カレーはお好きですか?
「え!え!?」
この後空いている?だなんて女子から誘われたことなど皆無の僕にとって歴史的な日になりそうな予感がした。
「あ、あ!すいません!誤解を招くような言い方しちゃって。その、お互い大学は違えど共通の友人がいるかもしれないと思ってですね、それで、遺書を送ってくる相手探しといいますか。どちらかの家に上がる仲でもありませんし、ここで話す内容としては重いと言いますか…騒音で他の部屋の方からクレーム来たら困るなと思って、どこかてお話でもいかがですか?」
突然饒舌になったお隣さんは、地味な僕に淡い期待も持たせまいと筋の通る話を披露した。
「で、ですね!お隣さんさえ良ければお願いします!ん?僕はこの後予定ないですが、お隣さんはどこか行かれる予定だったのでは?大丈夫ですか?」
案の定返しの声が震えた。よもや恋愛経験の無さがここでも出るとは。しかし、僕は上はスエットに下はジャージというラフな格好をしているが、お隣さんの服装はこれからお出掛けという服装に見えた。それが僕には不思議に思えた。

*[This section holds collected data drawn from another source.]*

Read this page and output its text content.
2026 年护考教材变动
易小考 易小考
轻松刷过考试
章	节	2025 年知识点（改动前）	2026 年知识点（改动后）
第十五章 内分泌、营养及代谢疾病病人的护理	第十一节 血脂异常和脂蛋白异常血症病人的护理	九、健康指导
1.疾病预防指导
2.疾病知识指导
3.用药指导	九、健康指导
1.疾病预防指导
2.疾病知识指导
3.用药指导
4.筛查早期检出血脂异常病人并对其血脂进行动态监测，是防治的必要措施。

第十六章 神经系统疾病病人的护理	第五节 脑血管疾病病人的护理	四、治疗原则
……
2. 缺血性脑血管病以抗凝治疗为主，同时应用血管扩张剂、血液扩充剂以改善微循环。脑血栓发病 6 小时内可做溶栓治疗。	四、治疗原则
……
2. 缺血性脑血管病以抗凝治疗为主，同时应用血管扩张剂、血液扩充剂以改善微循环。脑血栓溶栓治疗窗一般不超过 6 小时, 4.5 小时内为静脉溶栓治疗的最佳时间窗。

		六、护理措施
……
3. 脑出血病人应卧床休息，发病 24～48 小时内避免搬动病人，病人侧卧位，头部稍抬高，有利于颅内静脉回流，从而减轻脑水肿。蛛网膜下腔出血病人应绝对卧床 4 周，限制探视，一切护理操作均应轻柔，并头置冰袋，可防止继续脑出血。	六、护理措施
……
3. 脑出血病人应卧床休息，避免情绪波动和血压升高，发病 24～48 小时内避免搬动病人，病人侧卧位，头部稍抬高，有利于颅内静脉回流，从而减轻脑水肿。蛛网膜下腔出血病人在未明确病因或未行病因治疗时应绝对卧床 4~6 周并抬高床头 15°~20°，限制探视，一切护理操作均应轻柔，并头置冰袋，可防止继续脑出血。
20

「あ、あー…そのことですね。今その用事はなくなったので大丈夫です。この辺であれば、、カレー屋さんがありますね。お互い昼食の時間だと思うのでカレーはどうですか?もしかして、もう食べられました?」
今その用事がなくなった?誰とも連絡を取っている素振りがなかったのに?もしかして、1人行動が好きなタイプの人で、これからショッピングでも行こうとしていたのだろうか。なるほど。それなら納得がいく。
「まだ食べてなくて、丁度買いに行こうと思ってたのでカレー屋で大丈夫です。お隣さんこそ、服にカレー飛ぶ可能性ありますけどカレー屋で本当にいいんですか?着替えて来ます?待ってるので」
いくら何でもその服装ではカレーはすぐには落ちずらいだろう。僕の懸念は無かったかのようにお隣さんは笑った。
「ふふっ。良いんです。どうせ汚す予定でしたので。お気遣いありがとうございます」
「そうですか。じゃ、じゃあ行きましょうか」
素敵な服装を汚す予定があった?どんなイベントだそれ。気にはなったがとりあえず聞かないことにした。
そして、また吃った。恥ずかしい。部屋に戻りたい。
「そうですね。あと、"お隣さん"といちいち呼ぶの大変だと思うので、私、高橋花梨と申します。呼び方は何でも良いです」
「ああ、はい!では高橋さんと呼びますね。僕は、日坂昇です。僕も呼び方何でもどうぞ」
「はい!じゃあ、先輩で!行きましょう。先輩」
先輩?!先輩だって!可愛い後輩が出来たことに僕は、だらしなくなりそうだった顔を何とか真顔にすることに全力を注ぎ、高橋さんの後を追った。